Cancer Therapy Using the Short-Talin Inhibitor mH4

Collaborative research with Morgan State University (USA):

In prostate and breast cancers, neurite outgrowth is known to contribute to tumor progression, and the transcription factor Snail has been reported to promote this process. In this study, we tested the hypothesis that Snail induces neurite outgrowth through exosome-mediated signaling.

Exosomes derived from Snail-overexpressing cancer cells predominantly contained cleaved Talin1 fragments. When these exosomes were added to neural progenitor cells, both the proportion of cells exhibiting neurite outgrowth and the length of neurites were significantly increased. In contrast, the short-talin inhibitory peptide mH4 suppressed Snail-induced neurite outgrowth as well as AKT activation.
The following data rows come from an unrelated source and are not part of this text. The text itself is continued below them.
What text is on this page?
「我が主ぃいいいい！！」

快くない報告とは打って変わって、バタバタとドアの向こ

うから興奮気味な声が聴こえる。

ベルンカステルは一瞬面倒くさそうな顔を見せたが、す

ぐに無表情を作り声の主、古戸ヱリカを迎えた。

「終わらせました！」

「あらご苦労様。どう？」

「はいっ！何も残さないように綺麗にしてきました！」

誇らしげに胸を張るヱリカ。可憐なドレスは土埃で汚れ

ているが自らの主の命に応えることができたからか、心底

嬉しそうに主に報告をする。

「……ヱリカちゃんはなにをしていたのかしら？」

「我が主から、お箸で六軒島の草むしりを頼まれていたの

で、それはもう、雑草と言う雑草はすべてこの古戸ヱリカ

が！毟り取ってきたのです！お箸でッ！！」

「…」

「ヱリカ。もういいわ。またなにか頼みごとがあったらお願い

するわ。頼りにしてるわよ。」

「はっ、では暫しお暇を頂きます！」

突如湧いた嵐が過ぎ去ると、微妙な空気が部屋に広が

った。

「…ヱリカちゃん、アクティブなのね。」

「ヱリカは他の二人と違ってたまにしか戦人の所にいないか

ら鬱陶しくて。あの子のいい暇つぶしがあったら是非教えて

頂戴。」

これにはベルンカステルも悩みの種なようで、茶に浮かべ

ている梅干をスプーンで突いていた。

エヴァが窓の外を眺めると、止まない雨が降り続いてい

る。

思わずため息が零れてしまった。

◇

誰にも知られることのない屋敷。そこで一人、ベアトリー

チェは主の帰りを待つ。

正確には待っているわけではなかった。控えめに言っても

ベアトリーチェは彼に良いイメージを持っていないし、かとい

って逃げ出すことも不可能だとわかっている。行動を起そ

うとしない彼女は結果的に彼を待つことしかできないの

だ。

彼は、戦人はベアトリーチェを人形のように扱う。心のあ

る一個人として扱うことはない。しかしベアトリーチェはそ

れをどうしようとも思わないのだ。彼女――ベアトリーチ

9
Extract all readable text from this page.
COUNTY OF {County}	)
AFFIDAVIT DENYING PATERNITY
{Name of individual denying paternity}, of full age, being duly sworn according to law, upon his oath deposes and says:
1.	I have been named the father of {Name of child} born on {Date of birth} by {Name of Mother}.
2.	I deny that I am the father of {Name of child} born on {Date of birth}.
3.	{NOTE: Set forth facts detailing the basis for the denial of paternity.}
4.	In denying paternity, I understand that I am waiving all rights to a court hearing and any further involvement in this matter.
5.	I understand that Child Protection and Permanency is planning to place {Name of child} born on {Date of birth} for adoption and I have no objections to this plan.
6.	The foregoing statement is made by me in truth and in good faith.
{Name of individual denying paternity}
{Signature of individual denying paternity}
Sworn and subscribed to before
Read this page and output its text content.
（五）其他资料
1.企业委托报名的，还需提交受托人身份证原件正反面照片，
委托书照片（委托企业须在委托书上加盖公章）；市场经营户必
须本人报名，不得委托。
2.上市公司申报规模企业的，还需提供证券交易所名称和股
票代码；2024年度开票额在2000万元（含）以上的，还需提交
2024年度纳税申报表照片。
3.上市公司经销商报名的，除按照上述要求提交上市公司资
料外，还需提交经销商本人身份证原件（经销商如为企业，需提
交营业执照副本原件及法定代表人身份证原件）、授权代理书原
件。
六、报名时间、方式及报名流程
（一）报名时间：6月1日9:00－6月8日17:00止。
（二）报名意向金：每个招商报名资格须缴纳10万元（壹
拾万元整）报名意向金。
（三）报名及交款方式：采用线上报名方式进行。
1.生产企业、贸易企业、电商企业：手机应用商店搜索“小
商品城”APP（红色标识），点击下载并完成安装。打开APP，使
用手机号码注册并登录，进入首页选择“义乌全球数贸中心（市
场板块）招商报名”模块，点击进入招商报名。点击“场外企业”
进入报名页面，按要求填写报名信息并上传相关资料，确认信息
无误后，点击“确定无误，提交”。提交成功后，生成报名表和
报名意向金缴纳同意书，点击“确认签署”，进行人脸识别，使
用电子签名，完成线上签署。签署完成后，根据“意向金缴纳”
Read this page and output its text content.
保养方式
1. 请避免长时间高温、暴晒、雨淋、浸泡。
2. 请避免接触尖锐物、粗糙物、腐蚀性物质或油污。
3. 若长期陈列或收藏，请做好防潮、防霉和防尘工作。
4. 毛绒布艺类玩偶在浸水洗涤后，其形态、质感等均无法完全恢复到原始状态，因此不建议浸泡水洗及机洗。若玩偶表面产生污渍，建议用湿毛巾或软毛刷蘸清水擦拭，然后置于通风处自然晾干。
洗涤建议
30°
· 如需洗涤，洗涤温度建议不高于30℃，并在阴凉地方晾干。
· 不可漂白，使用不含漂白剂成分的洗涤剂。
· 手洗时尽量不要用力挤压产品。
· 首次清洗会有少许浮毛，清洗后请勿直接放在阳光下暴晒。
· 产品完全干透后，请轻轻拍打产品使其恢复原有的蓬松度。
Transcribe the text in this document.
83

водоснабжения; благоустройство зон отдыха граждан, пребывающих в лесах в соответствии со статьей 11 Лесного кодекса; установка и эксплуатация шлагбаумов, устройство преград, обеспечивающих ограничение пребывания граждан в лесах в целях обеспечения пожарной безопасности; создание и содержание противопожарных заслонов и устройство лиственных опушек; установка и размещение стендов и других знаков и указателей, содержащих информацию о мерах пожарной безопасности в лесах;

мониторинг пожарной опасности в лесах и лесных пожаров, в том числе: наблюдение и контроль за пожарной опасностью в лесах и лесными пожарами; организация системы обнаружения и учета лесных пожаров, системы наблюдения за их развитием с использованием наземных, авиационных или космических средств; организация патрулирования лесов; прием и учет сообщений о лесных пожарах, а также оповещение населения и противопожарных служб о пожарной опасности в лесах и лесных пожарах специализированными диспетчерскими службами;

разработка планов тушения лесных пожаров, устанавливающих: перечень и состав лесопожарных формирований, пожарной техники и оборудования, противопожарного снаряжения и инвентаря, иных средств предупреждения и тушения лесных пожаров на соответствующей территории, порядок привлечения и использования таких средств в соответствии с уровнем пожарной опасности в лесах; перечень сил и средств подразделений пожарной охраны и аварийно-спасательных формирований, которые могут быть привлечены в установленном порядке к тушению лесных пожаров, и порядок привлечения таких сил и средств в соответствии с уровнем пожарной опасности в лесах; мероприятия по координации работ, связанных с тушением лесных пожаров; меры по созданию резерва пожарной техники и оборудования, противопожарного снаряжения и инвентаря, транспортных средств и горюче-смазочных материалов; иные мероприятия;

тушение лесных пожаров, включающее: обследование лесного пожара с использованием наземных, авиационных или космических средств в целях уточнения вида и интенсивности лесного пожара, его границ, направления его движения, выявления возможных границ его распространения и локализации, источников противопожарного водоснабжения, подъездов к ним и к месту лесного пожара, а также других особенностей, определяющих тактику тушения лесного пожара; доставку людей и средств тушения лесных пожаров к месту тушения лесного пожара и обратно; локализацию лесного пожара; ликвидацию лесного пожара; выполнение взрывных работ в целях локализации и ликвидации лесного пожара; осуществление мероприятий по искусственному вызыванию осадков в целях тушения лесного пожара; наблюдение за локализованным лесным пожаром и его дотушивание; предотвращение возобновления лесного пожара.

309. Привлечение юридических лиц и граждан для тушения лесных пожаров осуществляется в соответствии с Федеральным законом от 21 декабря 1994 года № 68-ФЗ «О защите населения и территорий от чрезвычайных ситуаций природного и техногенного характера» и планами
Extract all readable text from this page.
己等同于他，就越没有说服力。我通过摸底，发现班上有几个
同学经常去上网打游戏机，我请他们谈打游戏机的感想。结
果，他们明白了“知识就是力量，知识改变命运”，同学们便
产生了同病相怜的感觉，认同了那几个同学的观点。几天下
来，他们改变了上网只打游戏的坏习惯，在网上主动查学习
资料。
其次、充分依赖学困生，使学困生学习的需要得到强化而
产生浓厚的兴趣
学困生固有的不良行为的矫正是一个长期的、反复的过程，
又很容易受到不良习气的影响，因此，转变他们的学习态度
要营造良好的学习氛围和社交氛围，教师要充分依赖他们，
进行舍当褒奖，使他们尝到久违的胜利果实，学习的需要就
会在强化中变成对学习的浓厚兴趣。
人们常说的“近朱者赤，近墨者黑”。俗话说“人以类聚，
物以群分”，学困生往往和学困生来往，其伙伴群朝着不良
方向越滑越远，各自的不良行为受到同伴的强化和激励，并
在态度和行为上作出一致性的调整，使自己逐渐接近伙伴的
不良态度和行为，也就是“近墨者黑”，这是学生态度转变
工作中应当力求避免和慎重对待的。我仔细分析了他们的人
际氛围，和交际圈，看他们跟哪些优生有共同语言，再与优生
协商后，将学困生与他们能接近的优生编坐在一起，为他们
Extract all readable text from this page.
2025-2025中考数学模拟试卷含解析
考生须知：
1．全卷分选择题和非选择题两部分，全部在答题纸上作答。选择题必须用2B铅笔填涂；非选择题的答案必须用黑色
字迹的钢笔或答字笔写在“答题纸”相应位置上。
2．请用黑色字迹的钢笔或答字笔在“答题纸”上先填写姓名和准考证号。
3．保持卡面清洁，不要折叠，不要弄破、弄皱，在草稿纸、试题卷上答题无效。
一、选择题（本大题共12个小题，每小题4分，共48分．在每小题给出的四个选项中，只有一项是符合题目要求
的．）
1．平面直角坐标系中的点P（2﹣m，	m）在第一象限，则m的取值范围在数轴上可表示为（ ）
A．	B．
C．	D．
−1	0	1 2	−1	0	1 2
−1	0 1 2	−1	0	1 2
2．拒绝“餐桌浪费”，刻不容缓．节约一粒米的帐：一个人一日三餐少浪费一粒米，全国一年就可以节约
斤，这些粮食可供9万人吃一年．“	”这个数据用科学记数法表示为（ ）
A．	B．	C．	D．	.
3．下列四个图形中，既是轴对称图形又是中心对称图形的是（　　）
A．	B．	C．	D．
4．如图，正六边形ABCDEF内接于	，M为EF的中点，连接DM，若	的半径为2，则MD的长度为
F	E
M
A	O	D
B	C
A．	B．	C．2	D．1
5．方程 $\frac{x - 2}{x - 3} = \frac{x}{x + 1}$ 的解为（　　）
These findings suggest that Snail may promote tumor–nerve interactions via Talin1, and that mH4 could serve as a promising therapeutic target for malignant tumors associated with neurite outgrowth.

Hwang BJ, Polanco G, Sane S, Almeida IC, Tsuzaka K, Denaro F, Rezvani K, Odero-Marah VA. Talin1 Mediates Tumor-Nerve Interactions in Prostate and Breast Cancer Cells. J Cancer 2026; 17(2):359-371.